In 1230 kwamen paus Gregorius IX en keizer Frederik II overeen in San Germano, nadien Cassino geheten, dat Frederiks excommunicatie weg viel. Hertog Leopold VI van Oostenrijk had beide mannen samen gebracht.
In 1231 lanceerde Frederik II vervolgens een grondige wetswijziging in het Siciliaanse koninkrijk. Hij deed dit met de proclamatie van de Constituties van Melfi. Dit belangrijk wetboek vol hervormingen, dat soms de Liber Augustalis heet, verdiende volgens Frederik II een nieuwe munt: de augustalis. Vanaf 1232 kwamen de geslagen munten pas echt in omloop.
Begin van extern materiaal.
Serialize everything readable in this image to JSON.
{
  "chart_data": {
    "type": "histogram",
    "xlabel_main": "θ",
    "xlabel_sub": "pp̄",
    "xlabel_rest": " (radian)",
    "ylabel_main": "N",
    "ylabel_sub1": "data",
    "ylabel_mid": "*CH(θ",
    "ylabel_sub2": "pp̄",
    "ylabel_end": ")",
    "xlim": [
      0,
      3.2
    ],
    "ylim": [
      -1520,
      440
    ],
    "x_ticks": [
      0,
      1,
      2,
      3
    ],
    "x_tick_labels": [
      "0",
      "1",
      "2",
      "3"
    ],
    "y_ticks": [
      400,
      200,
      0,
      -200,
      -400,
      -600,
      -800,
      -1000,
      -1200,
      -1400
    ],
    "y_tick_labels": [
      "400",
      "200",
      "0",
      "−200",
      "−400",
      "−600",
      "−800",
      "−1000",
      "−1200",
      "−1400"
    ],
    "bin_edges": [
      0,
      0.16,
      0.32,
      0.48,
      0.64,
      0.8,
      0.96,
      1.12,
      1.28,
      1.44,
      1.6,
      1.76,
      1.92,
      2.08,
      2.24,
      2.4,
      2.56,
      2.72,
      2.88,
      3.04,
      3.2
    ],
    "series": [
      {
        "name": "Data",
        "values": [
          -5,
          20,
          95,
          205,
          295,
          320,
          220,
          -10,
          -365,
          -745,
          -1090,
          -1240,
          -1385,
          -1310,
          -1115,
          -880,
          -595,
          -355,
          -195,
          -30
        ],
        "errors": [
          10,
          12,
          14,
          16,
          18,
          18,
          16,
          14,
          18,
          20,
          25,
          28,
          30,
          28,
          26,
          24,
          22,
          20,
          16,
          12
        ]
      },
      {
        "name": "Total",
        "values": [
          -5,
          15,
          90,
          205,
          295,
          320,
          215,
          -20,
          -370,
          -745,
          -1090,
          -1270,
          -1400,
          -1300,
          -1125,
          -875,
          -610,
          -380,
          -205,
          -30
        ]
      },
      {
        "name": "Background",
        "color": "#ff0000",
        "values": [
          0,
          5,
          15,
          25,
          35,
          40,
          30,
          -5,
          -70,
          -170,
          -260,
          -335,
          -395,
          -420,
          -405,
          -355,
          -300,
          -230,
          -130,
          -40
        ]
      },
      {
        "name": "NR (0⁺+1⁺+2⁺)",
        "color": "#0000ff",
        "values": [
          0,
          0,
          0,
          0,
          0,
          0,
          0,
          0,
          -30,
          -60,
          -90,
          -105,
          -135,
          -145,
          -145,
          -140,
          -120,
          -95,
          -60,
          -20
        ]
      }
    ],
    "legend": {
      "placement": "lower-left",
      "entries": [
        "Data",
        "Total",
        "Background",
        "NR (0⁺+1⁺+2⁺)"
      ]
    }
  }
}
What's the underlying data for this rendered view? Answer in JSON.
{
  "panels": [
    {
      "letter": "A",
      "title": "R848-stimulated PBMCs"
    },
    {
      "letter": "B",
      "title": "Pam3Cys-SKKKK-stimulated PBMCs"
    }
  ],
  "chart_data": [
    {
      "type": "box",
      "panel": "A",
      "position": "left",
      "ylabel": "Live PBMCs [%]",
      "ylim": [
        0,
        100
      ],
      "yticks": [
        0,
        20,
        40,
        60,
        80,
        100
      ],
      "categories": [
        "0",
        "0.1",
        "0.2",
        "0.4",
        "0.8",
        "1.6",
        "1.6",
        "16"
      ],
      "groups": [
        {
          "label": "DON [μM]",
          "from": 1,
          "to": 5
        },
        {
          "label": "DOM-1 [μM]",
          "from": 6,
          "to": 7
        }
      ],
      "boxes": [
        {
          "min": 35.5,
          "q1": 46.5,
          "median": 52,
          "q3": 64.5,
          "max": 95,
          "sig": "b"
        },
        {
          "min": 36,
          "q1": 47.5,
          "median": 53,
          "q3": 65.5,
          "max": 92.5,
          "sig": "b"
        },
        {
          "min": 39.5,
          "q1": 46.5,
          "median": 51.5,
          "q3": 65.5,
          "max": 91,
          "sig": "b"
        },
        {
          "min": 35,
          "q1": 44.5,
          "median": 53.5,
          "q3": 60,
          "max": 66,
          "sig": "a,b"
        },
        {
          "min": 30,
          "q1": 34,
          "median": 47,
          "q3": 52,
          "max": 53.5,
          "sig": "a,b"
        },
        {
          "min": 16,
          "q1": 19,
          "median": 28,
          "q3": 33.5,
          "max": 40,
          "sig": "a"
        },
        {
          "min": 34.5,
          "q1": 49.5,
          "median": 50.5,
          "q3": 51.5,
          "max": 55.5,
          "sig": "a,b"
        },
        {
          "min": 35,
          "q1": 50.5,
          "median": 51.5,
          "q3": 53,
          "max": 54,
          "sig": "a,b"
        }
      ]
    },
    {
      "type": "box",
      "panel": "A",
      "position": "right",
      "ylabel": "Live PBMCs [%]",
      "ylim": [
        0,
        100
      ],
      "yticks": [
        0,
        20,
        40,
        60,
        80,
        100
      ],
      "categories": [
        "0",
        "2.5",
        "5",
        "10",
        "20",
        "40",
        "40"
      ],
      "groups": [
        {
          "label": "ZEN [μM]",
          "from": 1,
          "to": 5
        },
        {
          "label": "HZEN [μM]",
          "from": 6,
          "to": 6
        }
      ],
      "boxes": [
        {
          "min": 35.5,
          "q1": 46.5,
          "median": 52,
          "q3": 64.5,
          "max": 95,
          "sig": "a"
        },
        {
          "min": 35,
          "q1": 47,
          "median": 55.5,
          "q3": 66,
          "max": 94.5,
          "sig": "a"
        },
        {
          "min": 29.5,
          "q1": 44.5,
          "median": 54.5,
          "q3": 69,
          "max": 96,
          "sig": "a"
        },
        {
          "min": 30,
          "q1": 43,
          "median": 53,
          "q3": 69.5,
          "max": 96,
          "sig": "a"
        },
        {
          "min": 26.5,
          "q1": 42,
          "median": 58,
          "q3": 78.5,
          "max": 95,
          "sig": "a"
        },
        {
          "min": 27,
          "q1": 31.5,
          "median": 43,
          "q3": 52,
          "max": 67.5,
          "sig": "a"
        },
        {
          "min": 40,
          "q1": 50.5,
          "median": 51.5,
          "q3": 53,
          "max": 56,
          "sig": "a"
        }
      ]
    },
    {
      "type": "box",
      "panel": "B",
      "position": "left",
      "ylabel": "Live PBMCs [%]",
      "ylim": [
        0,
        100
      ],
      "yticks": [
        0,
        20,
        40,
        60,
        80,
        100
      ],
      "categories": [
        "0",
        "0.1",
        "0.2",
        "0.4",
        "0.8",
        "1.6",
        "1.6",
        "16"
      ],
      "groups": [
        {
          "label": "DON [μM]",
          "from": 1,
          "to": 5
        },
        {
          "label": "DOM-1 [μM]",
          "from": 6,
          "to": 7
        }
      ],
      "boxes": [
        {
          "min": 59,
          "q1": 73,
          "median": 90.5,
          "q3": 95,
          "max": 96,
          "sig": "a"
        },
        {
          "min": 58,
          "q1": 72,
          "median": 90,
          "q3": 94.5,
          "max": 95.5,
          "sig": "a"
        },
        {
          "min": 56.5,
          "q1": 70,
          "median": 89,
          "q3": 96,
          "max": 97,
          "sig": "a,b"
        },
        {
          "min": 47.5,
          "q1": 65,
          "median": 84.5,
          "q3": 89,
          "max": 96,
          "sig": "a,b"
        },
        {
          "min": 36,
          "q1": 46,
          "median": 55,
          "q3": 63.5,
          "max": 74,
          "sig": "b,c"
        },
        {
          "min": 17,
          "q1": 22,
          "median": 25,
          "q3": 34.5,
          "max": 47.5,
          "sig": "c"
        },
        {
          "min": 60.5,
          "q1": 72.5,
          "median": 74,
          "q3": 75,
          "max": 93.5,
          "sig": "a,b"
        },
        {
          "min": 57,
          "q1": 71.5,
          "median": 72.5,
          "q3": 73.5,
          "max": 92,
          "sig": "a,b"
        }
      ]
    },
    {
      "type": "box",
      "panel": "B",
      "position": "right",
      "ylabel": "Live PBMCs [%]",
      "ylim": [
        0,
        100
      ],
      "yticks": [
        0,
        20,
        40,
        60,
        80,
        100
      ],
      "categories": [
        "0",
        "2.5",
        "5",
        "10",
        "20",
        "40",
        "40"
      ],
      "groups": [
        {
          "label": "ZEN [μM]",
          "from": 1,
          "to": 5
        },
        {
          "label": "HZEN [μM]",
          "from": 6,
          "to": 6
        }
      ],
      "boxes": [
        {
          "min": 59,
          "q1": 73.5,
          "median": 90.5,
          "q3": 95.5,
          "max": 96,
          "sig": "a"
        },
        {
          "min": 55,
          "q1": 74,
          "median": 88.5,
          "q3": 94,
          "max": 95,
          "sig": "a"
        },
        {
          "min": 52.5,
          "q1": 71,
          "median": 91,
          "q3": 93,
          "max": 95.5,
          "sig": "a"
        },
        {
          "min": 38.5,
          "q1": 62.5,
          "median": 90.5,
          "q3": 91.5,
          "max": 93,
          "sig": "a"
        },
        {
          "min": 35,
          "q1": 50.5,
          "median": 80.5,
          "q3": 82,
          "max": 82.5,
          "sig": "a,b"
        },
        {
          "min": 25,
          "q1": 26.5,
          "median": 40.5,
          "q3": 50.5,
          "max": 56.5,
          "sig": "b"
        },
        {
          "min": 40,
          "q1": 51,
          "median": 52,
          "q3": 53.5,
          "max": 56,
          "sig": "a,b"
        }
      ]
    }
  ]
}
De augustalis werd in het Middellandse Zeegebied aanvaard, alsook op het Italiaanse vasteland, wat aangaf hoe belangrijk de handelscontacten waren van het koninkrijk Sicilië. Via kruisvaarders geraakte de augustalis in noordelijk Europa terecht. Na Frederiks dood werd de augustalis nog kortstondig gebruikt, tot het Franse Huis Anjou-Sicilië de macht overnam in Sicilië.
De munt is geïnspireerd op de aureus, de gouden munt uit het Romeinse keizerrijk.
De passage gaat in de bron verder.